Deck Randomisation
Alice and Bob love playing Don’tminion, which typically involves a lot of shuffling of decks of different sizes. Because they play so often, they are not only very quick at shuffling, but also very consistent. Each time Alice shuffles her deck, her cards get permuted in the same way, just like Bob always permutes his cards the same way when he shuffles them. This isn’t good for playing games, but raises an interesting question.
They know that if they take turns shuffling, then at some point the deck will end up ordered in the same way as when they started. Alice shuffles once first, then Bob shuffles once, then Alice shuffles again, et cetera. They start with a sorted deck. What they do not know, however, is how many shuffles it will take before the deck is sorted again.
Can you help them compute how many shuffles it will take?

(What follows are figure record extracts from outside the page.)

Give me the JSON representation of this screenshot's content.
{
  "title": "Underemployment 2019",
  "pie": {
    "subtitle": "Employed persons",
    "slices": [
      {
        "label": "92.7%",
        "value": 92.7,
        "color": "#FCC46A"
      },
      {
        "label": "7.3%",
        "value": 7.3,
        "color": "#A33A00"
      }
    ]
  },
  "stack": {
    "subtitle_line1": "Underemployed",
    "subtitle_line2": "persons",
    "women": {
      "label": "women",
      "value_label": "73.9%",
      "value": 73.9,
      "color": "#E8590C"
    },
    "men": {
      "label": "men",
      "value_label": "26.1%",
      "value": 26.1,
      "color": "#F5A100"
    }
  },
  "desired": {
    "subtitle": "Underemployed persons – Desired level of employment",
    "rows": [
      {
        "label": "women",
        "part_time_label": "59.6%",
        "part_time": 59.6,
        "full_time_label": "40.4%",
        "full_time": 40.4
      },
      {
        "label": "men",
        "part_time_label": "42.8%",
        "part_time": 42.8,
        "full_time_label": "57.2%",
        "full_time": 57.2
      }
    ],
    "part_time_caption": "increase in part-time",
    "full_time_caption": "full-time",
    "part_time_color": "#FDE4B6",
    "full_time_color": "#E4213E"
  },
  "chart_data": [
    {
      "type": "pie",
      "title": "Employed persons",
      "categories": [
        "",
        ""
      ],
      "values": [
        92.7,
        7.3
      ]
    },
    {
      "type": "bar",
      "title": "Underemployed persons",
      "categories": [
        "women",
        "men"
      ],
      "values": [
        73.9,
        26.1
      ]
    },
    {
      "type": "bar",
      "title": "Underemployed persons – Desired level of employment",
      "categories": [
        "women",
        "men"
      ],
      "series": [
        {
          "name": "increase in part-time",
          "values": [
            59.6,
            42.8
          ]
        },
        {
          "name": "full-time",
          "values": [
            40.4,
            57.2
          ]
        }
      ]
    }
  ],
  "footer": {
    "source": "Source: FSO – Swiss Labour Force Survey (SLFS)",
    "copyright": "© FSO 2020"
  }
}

As Alice and Bob can only do $10^{12}$ shuffles in the limited time they have, any number strictly larger than this should be returned as huge instead.
Input

The first line contains a single integer $1\leq n\leq 10^5$, the number of cards in the deck.

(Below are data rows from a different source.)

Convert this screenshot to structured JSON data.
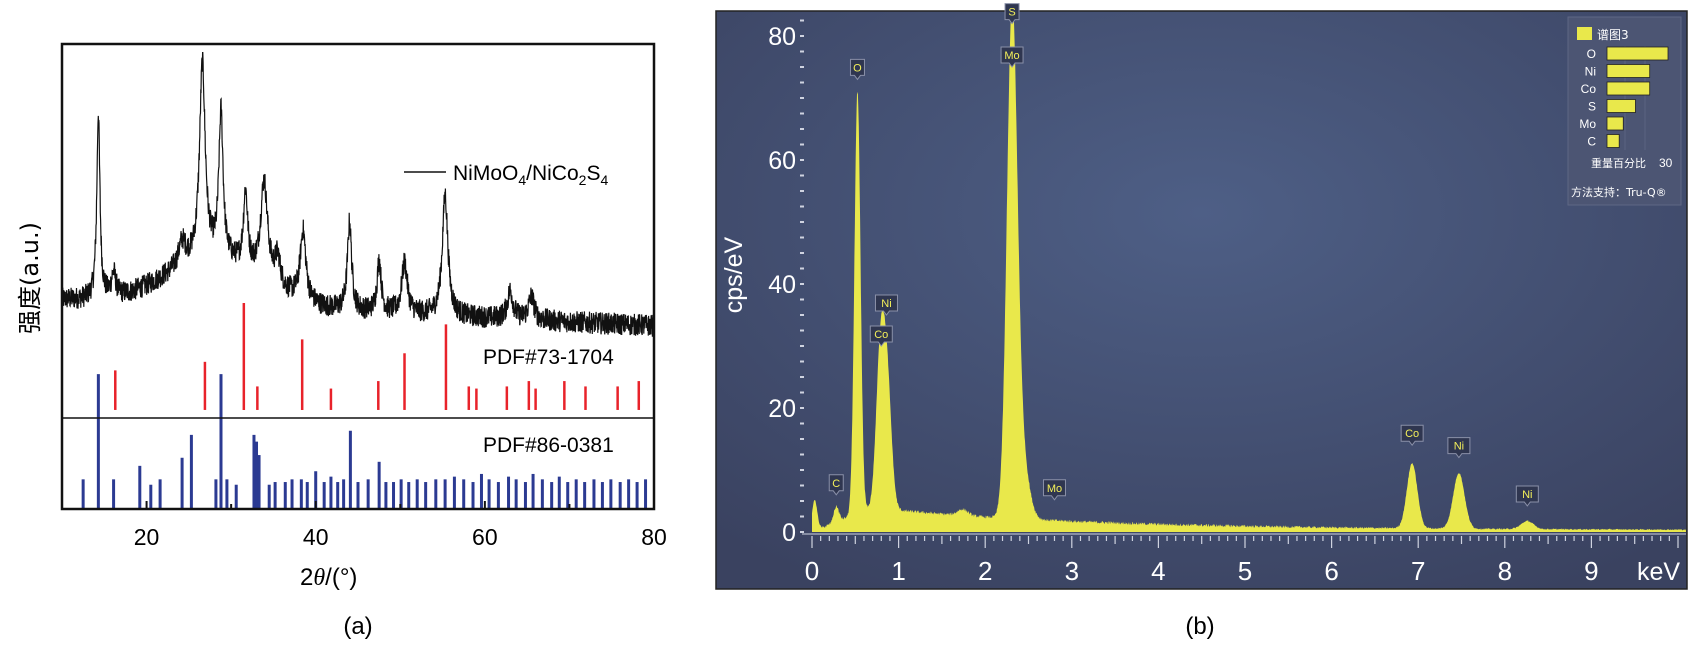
{
  "chart_data": [
    {
      "panel": "(a)",
      "type": "line",
      "xlabel_prefix": "2",
      "xlabel_theta": "θ",
      "xlabel_suffix": "/(°)",
      "ylabel": "强度(a.u.)",
      "xlim": [
        10,
        80
      ],
      "ylim": [
        0,
        100
      ],
      "xticks": [
        20,
        40,
        60,
        80
      ],
      "legend": {
        "label_main": "NiMoO",
        "sub1": "4",
        "mid": "/NiCo",
        "sub2": "2",
        "mid2": "S",
        "sub3": "4",
        "placement": "top-right"
      },
      "series": {
        "name": "NiMoO4/NiCo2S4",
        "color": "#111111",
        "baseline": {
          "start": 45,
          "slope": -0.08,
          "hump_center": 28,
          "hump_width": 8,
          "hump_height": 10
        },
        "noise": 2.4,
        "peaks": [
          [
            14.3,
            40,
            0.22
          ],
          [
            16.1,
            5,
            0.3
          ],
          [
            24.2,
            5,
            0.5
          ],
          [
            26.6,
            42,
            0.4
          ],
          [
            28.8,
            31,
            0.3
          ],
          [
            31.7,
            16,
            0.3
          ],
          [
            33.9,
            21,
            0.5
          ],
          [
            35.5,
            6,
            0.4
          ],
          [
            38.5,
            15,
            0.4
          ],
          [
            44.0,
            19,
            0.3
          ],
          [
            47.5,
            11,
            0.3
          ],
          [
            50.5,
            11,
            0.4
          ],
          [
            55.3,
            26,
            0.4
          ],
          [
            63.0,
            6,
            0.4
          ],
          [
            65.5,
            5,
            0.4
          ]
        ]
      },
      "references": [
        {
          "name": "PDF#73-1704",
          "color": "#e8222a",
          "baseline": 21.3,
          "scale": 23,
          "lines": [
            [
              16.3,
              37
            ],
            [
              26.9,
              45
            ],
            [
              31.5,
              100
            ],
            [
              33.1,
              22
            ],
            [
              38.4,
              66
            ],
            [
              41.8,
              20
            ],
            [
              47.4,
              27
            ],
            [
              50.5,
              53
            ],
            [
              55.4,
              80
            ],
            [
              58.1,
              22
            ],
            [
              59.0,
              20
            ],
            [
              62.6,
              22
            ],
            [
              65.2,
              27
            ],
            [
              66.0,
              20
            ],
            [
              69.4,
              27
            ],
            [
              71.9,
              22
            ],
            [
              75.7,
              22
            ],
            [
              78.2,
              27
            ]
          ]
        },
        {
          "name": "PDF#86-0381",
          "color": "#2b3a92",
          "baseline": 0,
          "scale": 29,
          "lines": [
            [
              12.5,
              22
            ],
            [
              14.3,
              100
            ],
            [
              16.1,
              22
            ],
            [
              19.2,
              32
            ],
            [
              20.5,
              18
            ],
            [
              21.6,
              22
            ],
            [
              24.2,
              38
            ],
            [
              25.3,
              55
            ],
            [
              28.2,
              22
            ],
            [
              28.8,
              100
            ],
            [
              29.5,
              22
            ],
            [
              30.6,
              18
            ],
            [
              32.7,
              55
            ],
            [
              33.0,
              50
            ],
            [
              33.3,
              40
            ],
            [
              34.5,
              18
            ],
            [
              35.2,
              20
            ],
            [
              36.4,
              20
            ],
            [
              37.2,
              22
            ],
            [
              38.3,
              22
            ],
            [
              39.0,
              20
            ],
            [
              40.0,
              28
            ],
            [
              41.0,
              20
            ],
            [
              41.8,
              24
            ],
            [
              42.6,
              20
            ],
            [
              43.3,
              22
            ],
            [
              44.1,
              58
            ],
            [
              45.0,
              20
            ],
            [
              46.2,
              22
            ],
            [
              47.5,
              35
            ],
            [
              48.3,
              20
            ],
            [
              49.2,
              20
            ],
            [
              50.1,
              22
            ],
            [
              51.0,
              20
            ],
            [
              52.0,
              22
            ],
            [
              53.0,
              20
            ],
            [
              54.2,
              22
            ],
            [
              55.3,
              22
            ],
            [
              56.4,
              24
            ],
            [
              57.5,
              22
            ],
            [
              58.6,
              20
            ],
            [
              59.6,
              26
            ],
            [
              60.5,
              22
            ],
            [
              61.6,
              20
            ],
            [
              62.8,
              24
            ],
            [
              63.7,
              22
            ],
            [
              64.8,
              20
            ],
            [
              65.7,
              26
            ],
            [
              66.8,
              22
            ],
            [
              67.9,
              20
            ],
            [
              68.8,
              24
            ],
            [
              69.8,
              20
            ],
            [
              70.8,
              22
            ],
            [
              71.8,
              20
            ],
            [
              72.9,
              22
            ],
            [
              73.9,
              20
            ],
            [
              74.9,
              22
            ],
            [
              76.0,
              20
            ],
            [
              77.0,
              22
            ],
            [
              78.0,
              20
            ],
            [
              79.0,
              22
            ]
          ]
        }
      ]
    },
    {
      "panel": "(b)",
      "type": "area",
      "ylabel": "cps/eV",
      "xunit": "keV",
      "xlim": [
        0,
        10
      ],
      "ylim": [
        0,
        85
      ],
      "xticks": [
        0,
        1,
        2,
        3,
        4,
        5,
        6,
        7,
        8,
        9
      ],
      "yticks": [
        0,
        20,
        40,
        60,
        80
      ],
      "color": "#e9e84b",
      "background": {
        "level": 0.3,
        "amp": 3.2,
        "decay": 2.5
      },
      "peaks": [
        [
          0.03,
          5,
          0.03
        ],
        [
          0.28,
          2.5,
          0.03
        ],
        [
          0.525,
          68,
          0.035
        ],
        [
          0.79,
          25,
          0.05
        ],
        [
          0.87,
          19,
          0.05
        ],
        [
          1.74,
          1,
          0.06
        ],
        [
          2.31,
          80,
          0.06
        ],
        [
          2.42,
          10,
          0.08
        ],
        [
          6.93,
          10.5,
          0.06
        ],
        [
          7.47,
          9,
          0.065
        ],
        [
          8.26,
          1.3,
          0.07
        ]
      ],
      "annotations": [
        {
          "label": "S",
          "x": 2.31,
          "y": 82
        },
        {
          "label": "Mo",
          "x": 2.31,
          "y": 75
        },
        {
          "label": "O",
          "x": 0.525,
          "y": 73
        },
        {
          "label": "Ni",
          "x": 0.86,
          "y": 35
        },
        {
          "label": "Co",
          "x": 0.8,
          "y": 30
        },
        {
          "label": "C",
          "x": 0.28,
          "y": 6
        },
        {
          "label": "Mo",
          "x": 2.8,
          "y": 5.2
        },
        {
          "label": "Co",
          "x": 6.93,
          "y": 14
        },
        {
          "label": "Ni",
          "x": 7.47,
          "y": 12
        },
        {
          "label": "Ni",
          "x": 8.26,
          "y": 4.2
        }
      ],
      "inset": {
        "title": "谱图3",
        "elements": [
          [
            "O",
            30
          ],
          [
            "Ni",
            21
          ],
          [
            "Co",
            21
          ],
          [
            "S",
            14
          ],
          [
            "Mo",
            8
          ],
          [
            "C",
            6
          ]
        ],
        "axis_label": "重量百分比",
        "axis_max": "30",
        "footer": "方法支持：Tru-Q®"
      }
    }
  ]
}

The second line contains $n$ distinct integers $1\leq a_1, a_2, \dotsc , a_ n \leq n$, where $a_ i$ is the new position of the card previously at position $i$ when Alice shuffles the deck.

The third line contains $n$ distinct integers $1\leq b_1,b_2,\dotsc , b_ n\leq n$, where $b_ i$ is the new position of the card previously at position $i$ when Bob shuffles the deck.
Output

Output a single positive integer $m > 0$, the minimal number of shuffles required to sort the deck, or huge when this number is strictly larger than $10^{12}$.
Sample Input 1  Sample Output 1 

3 2 3 1 3 1 2 
2 
Sample Input 2  Sample Output 2 

6 5 1 6 3 2 4 4 6 5 1 3 2 
5 
Sample Input 3  Sample Output 3 

8 1 4 2 6 7 8 5 3 3 6 8 4 7 1 5 2 
10